La lutte perd une de ses voix avec la disparition de Doudou Yaye Katy, décédé hier vendredi, 13 décembre, à l’âge de 65 ans, sevrant les amateurs friands de ses envolées dans l’enceinte de l’arène, dont lui seul avait le secret. Du récit qu’il a fait de sa vie, dans un entretien qu’il avait accordé au journal Le Populaire (actuel Vox populi), on retient de lui un homme multidimensionnel. Son existence, qui n’a pas été un long fleuve tranquille, a été tumultueuse, chargée d’anecdotes et de détails croustillants dont ses déboires avec la justice. De son nom l’état civil, Alioune Badara Mbaye a vécu richement. Comme un chat, il a eu plusieurs vies. Parcours.
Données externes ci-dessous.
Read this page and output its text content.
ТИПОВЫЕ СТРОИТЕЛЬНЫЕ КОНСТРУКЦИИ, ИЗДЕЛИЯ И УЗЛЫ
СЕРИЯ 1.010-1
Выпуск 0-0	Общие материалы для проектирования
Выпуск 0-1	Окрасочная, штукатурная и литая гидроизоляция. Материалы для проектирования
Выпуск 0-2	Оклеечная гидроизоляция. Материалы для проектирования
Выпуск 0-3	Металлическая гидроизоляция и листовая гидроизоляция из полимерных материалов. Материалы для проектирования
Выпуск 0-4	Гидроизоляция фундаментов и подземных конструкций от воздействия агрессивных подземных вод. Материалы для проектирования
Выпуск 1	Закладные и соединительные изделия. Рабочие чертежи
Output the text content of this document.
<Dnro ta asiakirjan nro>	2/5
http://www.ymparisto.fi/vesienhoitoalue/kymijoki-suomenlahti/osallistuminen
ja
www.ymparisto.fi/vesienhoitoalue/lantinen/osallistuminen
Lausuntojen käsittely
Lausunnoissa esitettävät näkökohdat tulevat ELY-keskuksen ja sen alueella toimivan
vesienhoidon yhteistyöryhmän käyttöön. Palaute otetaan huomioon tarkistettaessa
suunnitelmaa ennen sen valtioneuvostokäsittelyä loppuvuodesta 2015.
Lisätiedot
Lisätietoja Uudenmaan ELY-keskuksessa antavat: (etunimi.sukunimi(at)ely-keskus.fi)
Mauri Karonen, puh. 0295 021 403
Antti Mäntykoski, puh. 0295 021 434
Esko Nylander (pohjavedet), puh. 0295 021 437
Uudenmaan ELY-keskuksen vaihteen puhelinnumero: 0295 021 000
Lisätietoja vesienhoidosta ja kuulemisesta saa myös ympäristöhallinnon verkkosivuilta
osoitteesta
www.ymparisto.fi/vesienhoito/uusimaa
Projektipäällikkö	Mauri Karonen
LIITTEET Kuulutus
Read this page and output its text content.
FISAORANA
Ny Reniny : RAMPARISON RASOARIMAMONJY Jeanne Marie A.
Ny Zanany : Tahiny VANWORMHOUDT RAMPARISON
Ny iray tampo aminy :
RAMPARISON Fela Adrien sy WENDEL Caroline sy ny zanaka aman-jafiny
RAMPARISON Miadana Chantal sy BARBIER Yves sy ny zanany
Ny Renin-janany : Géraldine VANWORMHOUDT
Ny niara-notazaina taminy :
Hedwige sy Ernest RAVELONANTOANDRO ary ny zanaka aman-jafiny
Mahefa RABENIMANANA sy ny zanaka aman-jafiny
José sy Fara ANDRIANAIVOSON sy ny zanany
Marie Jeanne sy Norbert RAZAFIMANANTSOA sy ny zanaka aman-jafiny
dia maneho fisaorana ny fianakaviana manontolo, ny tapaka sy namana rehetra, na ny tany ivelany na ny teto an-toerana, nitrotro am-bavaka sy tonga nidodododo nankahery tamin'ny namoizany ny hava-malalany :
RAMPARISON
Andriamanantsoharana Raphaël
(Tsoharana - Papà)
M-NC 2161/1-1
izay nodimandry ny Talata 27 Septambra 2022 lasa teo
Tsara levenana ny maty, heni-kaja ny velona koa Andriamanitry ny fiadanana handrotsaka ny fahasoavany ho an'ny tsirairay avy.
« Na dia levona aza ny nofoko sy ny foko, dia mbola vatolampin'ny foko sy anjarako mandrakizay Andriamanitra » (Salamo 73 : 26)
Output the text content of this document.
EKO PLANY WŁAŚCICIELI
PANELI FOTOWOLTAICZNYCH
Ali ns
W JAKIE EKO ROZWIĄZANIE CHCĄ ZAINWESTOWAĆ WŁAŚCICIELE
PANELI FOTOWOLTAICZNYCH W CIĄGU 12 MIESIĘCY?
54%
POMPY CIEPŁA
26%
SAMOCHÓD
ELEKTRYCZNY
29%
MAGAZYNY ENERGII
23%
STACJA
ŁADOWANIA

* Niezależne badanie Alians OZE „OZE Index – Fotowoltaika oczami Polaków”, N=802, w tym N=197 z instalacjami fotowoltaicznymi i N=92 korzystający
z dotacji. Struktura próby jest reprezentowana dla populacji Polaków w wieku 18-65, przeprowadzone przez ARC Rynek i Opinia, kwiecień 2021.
Qui est vraiment Doudou Seck ?

« Je m’appelle Alioune Badara Mbaye dit Doudou Seck né le 4 octobre 1954 à Dakar, fils de Ndèye Katy Seck et d’Ibrahima Mbaye. J’ai fait mes études primaires à l’école Bassam-Goumba de Grand-Dakar du Ci (cours d’initiation) au Cp (cours préparatoire), avant que l’on me confie à mon oncle El Hadji Charles Seck à Ténéfoul. J’y étais de 1961 à 1963 avant de rejoindre mon père à Ziguinchor, jusqu’en 1967. Après, je suis revenu sur mes premiers pas à Bassam-Goumba. Par la suite, nous avions été transférés à l’école de la Rue 10 et je fais partie de cette première promotion qui a été transférée dans cet établissement scolaire. À l’époque, après chaque fin d’année scolaire, le défunt président Léopold Sédar Senghor conviait les meilleurs élèves à la Résidence de Médine, familièrement appelée « Keur Mamadou Dia » où il y avait deux lions. Les vernaculaires ou cancres ne s’y rendaient jamais, c’étaient les meilleurs élèves qui y étaient invités. C’est à cette époque que j’ai commencé à chanter. »
Poursuivant, il ajoutait : « J’ai continué mes études. Mais, c’est El Hadj Mada Seck qui m’a tendu la perche la première fois. Il m’a fait chanter la tomate « Arigoni » qui faisait la promotion de son produit aux arènes Manga Diouf à la Place Thiéma de Kaolack. Il y avait tous les grands chanteurs : Samba Diabaré Samb, Abdoulaye Nar Samb, Aly Batta Mboup, Mor Dior Seck, Amadou Ndiaye Samb, Adja Mbana Diop, Yandé Codou Sène, Fatou Socé, Anta Dieng, Seybassi Dieng et Sacou Dieng. À cette époque, les grands tambours-majors étaient Allé Guèye Seck, Papa Massaër Mbaye, Yeumb Goor et Abdallah à Kaolack. Je me rappelle aussi Yaye Marie Fall, Diama Diop de Dagana, Diabou Seck, Ndèye Faly Dieng, Yaye Coumba Fall Léonie. Lorsque nous avons pris le train, nous étions logés à Kaolack. Et moi, au départ, j’étais parti pour jouer de la batterie avec Thio Mbaye, mais pas pour chanter. Mais, comme durant le trajet, je chantonnais dans le train Dakar-Kaolack, le vieux Mada Seck qui m’avait observé me nota sur une feuille toutes les composantes de la Société de Tomate Arigoni. Lorsque j’ai chanté, le grand boss de la société qui était un Blanc a dit qu’il n’était plus question que les ténors chantent. En ces temps-là, Amadou Cissé Dia était le président de l’Assemblée régionale de Kaolack dont le siège abrite aujourd’hui le Tribunal de Kaolack. C’est ainsi que j’ai gagné le prix. De retour à Dakar, Alioune Camara qui était le président du Consortium me convoqua pour que je me présente avec mes parents. Je suis parti rapporter la nouvelle à ma grand-mère Fatou Mbaye, qui m’a éduquée. Mais, elle pensait que je racontais des balivernes et elle m’a même rabroué. Je suis reparti chez Alioune Camara pour lui donner la version de ma grand-mère, ce dernier me demanda de convaincre ma grand-mère à venir. Comme j’en avais marre, je suis parti le dire à Mame Less Thioune qui est venu récupérer le prix qui était accompagné d’une forte somme d’argent. »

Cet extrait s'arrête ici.